Faltavam apenas alguns meses para o fim do ensino médio e ele ainda não sabia em que direção queria seguir. Seu pai queria que ele viajasse para o exterior para cursar medicina, mas Nicolas não sabia cuidar nem dele próprio, quem dirá de um paciente. A simples sensação de ter a vida de alguém sobre a sua mão o causava uma sensação de terror absoluto.
Seu tempo estava acabando.
Ele sabia que se não melhorasse até alcançar a maioridade a escolha mais provável era que ele cometesse suicídio.
Não que já não tivesse tentado se matar.
Uma vez cortou seus pulsos com um pedaço de vidro e desmaiou na banheira de seu quarto. Quando recobrou a sua consciência, estava em uma cama de hospital conectado com várias agulhas de soro fisiológico.
Não, eu prometi a mim mesmo que tentaria melhorar!
Um cheiro de fritura encheu o ar.
Quando sentiu o cheio de batata frita adentrar suas narinas, a barriga dele roncou, o lembrando que havia passado o dia inteiro sem comer.
Ele levantou do chão e fora caminhar em direção do ponto da praça aonde localizava-se o carrinho de batatas fritas da Tia Lucinda.
Haviam outras pessoas na fila, então ele esperou elas saírem para poder fazer o pedido.
— Vou querer o de sempre — disse Nicolas sorrindo para a senhora de idade avançada.
Ao ouvir sua voz, ela esbanjou um sorriso de orelha à orelha.
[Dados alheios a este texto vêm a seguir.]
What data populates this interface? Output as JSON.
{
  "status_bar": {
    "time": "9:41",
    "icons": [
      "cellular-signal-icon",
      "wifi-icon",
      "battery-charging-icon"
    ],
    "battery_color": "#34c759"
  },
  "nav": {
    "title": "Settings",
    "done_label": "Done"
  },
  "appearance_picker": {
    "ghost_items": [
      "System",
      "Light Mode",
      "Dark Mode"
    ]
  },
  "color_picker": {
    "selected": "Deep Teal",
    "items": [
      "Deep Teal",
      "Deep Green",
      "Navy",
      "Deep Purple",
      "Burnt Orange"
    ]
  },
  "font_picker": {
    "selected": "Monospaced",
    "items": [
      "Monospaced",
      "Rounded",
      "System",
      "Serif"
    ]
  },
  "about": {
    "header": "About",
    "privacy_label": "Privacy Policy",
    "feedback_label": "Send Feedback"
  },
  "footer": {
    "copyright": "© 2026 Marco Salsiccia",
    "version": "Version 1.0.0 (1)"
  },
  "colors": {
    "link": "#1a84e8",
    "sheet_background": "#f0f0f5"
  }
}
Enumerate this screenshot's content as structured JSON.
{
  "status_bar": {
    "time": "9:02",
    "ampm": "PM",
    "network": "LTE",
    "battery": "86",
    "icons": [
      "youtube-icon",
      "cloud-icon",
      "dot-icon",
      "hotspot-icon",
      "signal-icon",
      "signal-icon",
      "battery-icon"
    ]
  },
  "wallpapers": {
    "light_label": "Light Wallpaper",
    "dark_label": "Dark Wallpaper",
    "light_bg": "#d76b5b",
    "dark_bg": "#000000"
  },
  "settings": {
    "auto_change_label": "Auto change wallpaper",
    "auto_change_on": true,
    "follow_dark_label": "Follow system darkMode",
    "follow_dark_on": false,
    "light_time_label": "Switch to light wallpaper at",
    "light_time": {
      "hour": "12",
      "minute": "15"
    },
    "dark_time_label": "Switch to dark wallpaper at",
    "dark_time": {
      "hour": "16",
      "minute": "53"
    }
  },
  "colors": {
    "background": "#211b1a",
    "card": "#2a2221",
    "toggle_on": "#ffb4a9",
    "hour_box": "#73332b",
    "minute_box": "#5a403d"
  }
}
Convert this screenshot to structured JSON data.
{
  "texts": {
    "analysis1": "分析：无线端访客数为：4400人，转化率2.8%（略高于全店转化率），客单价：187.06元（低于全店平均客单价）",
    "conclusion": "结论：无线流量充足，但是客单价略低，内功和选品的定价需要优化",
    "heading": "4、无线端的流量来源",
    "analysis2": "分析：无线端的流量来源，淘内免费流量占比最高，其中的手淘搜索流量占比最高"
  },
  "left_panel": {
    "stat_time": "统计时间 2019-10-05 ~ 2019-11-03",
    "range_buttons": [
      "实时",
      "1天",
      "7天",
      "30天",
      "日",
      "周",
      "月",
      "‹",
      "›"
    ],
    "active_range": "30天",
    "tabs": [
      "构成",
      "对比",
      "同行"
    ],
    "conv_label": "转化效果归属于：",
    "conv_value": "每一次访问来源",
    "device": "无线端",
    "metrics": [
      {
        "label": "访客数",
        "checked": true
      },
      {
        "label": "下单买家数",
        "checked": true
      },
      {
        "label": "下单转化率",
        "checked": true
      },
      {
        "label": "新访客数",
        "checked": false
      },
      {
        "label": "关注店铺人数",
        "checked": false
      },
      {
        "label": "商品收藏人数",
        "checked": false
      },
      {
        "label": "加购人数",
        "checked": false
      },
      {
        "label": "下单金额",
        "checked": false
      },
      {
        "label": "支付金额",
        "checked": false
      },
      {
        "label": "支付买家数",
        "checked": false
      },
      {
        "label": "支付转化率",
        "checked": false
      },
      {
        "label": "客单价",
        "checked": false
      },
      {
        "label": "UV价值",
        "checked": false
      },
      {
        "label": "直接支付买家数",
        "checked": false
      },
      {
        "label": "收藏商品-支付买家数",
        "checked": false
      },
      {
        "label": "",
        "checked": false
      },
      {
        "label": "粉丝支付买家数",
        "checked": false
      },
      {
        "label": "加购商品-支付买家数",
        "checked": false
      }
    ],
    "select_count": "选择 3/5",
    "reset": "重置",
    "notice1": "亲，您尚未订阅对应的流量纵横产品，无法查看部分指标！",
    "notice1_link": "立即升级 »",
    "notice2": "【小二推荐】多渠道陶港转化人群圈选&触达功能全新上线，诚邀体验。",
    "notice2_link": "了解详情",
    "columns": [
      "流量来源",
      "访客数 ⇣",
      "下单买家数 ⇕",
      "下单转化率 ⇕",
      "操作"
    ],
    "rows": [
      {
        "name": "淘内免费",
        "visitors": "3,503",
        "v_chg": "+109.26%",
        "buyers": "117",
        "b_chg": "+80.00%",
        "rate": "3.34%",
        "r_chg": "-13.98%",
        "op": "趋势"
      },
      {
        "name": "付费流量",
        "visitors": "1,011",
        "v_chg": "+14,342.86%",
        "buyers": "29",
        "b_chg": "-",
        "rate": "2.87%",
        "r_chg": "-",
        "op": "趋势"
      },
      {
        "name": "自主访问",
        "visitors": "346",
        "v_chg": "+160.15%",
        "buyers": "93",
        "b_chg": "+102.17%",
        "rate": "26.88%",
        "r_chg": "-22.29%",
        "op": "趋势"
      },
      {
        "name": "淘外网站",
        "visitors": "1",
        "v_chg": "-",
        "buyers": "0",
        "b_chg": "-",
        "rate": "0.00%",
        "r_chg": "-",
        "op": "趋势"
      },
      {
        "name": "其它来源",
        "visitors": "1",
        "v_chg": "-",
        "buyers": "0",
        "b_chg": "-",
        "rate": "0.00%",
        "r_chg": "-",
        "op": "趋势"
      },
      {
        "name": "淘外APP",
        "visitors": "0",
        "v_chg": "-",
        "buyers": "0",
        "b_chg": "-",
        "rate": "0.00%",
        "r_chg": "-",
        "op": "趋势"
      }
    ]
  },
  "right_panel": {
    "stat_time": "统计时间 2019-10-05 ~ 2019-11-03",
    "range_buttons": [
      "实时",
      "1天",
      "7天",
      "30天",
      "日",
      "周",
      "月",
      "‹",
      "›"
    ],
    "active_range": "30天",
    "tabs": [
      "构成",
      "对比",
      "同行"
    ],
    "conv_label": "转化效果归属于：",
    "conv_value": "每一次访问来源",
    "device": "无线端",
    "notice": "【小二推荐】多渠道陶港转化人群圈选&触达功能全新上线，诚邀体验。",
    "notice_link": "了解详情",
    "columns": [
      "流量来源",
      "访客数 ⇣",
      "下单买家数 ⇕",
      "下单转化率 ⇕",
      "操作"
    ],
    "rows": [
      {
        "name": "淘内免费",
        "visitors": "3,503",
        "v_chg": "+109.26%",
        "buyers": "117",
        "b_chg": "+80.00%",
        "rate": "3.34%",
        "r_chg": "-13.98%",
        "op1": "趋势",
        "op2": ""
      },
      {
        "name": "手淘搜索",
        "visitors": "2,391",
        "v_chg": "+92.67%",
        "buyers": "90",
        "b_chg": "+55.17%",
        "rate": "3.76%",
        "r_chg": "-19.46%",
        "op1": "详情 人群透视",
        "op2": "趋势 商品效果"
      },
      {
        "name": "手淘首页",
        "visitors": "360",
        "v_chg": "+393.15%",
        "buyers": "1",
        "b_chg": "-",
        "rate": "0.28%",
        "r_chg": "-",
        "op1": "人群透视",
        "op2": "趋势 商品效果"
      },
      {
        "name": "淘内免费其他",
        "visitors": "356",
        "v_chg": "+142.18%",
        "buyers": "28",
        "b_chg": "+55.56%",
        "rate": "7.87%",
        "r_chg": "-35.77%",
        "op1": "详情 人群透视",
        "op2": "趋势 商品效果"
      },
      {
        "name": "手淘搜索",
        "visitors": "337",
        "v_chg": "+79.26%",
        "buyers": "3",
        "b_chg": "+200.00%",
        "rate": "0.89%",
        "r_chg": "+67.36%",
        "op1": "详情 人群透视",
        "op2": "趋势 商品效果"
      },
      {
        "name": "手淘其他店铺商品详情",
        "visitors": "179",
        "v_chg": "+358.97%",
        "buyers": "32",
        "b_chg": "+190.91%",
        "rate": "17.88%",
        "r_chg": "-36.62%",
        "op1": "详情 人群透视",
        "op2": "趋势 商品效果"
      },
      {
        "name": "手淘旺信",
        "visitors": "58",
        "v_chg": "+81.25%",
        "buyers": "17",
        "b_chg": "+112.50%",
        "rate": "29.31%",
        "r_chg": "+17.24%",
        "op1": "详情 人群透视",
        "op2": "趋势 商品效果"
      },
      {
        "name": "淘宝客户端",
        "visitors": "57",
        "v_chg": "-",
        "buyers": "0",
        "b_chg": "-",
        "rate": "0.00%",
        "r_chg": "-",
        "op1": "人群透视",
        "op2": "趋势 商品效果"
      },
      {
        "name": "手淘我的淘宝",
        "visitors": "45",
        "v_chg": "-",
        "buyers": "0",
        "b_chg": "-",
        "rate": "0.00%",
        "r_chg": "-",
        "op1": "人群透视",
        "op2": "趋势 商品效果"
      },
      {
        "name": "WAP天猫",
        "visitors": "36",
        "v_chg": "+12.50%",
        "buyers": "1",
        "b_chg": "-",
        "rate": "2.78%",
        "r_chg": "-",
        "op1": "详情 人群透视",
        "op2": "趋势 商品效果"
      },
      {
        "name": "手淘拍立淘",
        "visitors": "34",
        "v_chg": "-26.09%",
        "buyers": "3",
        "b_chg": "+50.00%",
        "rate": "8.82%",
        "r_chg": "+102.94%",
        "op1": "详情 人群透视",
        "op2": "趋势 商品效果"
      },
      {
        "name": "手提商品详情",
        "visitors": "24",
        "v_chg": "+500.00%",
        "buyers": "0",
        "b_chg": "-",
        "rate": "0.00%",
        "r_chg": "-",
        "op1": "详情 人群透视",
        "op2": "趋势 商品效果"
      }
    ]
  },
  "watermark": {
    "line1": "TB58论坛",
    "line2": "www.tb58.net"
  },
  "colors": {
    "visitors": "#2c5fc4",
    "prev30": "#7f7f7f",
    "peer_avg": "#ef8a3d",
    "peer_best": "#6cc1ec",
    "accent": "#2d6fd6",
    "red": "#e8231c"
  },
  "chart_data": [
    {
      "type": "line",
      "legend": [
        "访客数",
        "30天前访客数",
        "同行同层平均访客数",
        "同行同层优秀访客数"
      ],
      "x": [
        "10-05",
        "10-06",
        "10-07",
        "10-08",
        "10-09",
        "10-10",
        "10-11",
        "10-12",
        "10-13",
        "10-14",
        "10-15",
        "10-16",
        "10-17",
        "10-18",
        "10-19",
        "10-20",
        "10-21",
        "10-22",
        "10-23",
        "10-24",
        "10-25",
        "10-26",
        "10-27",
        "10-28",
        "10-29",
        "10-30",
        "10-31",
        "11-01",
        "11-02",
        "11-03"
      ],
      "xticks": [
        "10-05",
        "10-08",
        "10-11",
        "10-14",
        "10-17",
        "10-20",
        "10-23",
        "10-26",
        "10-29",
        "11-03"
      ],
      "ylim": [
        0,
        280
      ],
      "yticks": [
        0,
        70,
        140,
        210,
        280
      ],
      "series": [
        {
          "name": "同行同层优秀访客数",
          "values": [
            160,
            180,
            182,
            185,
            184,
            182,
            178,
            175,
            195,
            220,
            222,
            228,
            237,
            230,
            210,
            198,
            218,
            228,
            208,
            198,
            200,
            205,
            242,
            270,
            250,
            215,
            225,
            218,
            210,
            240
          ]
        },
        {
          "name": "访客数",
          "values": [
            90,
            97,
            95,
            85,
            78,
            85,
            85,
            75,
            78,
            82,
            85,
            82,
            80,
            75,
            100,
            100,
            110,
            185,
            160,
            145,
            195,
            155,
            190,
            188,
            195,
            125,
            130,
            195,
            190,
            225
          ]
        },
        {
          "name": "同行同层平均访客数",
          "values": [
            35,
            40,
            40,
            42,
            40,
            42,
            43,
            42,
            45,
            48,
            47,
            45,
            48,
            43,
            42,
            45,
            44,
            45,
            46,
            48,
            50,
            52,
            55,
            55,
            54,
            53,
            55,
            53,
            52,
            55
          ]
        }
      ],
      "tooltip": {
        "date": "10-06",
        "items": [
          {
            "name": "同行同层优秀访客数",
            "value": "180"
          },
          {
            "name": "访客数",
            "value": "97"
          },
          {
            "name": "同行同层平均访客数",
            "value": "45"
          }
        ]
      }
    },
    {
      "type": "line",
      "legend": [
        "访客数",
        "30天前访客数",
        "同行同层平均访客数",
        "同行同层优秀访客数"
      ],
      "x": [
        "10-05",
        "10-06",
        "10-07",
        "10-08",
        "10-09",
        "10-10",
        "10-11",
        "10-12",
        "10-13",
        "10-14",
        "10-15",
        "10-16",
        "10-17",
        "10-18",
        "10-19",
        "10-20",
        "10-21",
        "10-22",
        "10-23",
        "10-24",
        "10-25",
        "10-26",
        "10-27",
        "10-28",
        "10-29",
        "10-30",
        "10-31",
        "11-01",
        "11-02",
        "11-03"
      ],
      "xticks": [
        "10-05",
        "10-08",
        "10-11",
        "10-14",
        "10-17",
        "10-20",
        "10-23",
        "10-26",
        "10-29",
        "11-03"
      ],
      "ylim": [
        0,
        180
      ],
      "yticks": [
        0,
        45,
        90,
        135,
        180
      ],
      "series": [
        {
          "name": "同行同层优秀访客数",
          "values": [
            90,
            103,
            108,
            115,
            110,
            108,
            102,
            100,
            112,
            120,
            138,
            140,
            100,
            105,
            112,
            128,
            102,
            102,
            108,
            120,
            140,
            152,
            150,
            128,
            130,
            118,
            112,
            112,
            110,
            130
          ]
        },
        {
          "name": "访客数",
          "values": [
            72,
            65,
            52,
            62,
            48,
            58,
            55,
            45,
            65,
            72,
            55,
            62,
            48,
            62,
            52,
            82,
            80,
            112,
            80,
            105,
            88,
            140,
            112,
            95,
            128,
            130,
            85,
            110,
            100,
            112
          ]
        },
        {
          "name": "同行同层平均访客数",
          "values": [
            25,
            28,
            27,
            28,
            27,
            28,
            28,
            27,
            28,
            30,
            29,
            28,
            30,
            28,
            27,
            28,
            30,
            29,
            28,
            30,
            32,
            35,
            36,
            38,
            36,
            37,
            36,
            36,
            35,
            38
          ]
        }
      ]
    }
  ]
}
— Ora, se não é o Nicolas. Esse minino tá magro demais, precisa comer uma boa pratada de arroz e feijão pra dar sustância.
Nicolas ficou constrangido. A verdade era que, ultimamente, ele não estava tendo a mínima vontade para comer. Apenas se forçava para não acabar desmaiando sempre que fazia qualquer tipo de esforço físico.
É claro que isso não incluía o seu absoluto xodó por batata frita. Ele acreditava que poderia comer um caldeirão inteiro delas e nunca iria se enjoar.
A mulher utilizou uma espátula para pegar as batatas fritas depositadas em um recipiente de alumínio. Em seguido, os colocou dentro de uma embalagem de papel.
— Vai o molho de sempre? — perguntou Lucinda.
— Sim. Você sabe que eu só consigo comer com maionese.
Seu molho preferido para acompanhar batata frita era maionese. Aliás, ele achava que era a única pessoa do mundo a prefirar o molho ao invés do ketchup.
O assistente da mulher o entregou a embalagem com as batatas fritas. Nicolas entregou o dinheiro para ele.
Começou a comer-las. As fritas, acompanhadas pela maionese, derretiam em sua boca enquanto mastigava.
— Você sabe minino Nicolas, estou muito triste pois esse é meu último dia como vendedora de batatas fritas.
Nicolas ficou curioso com a afirmação da senhora.
— Por quê? — perguntou.
— Em alguns dias estarei recebendo a minha aposentadoria. A partir daí infelizmente terei que deixar de trabalhar pois estou me transformando em uma velha caquética, acredita nisso?
Nicolas riu enquanto mastigava as batatas.
— Que pena, acho que nunca mais verei a senhora por aqui — disse ele.
— Calma minino, eu apenas vou me aposentar, não mudarei de cidade nem vou morrer — ralhou ela. — Além disso, vou começar a praticar zumba assim que eu entregar minhas contas. Velha sedentária... sai pra lá.
Ela sorriu mostrando os dentes brancos de sua chapa de dente.
— Só espero que o rapaz que vai me substituir aguente o tranco.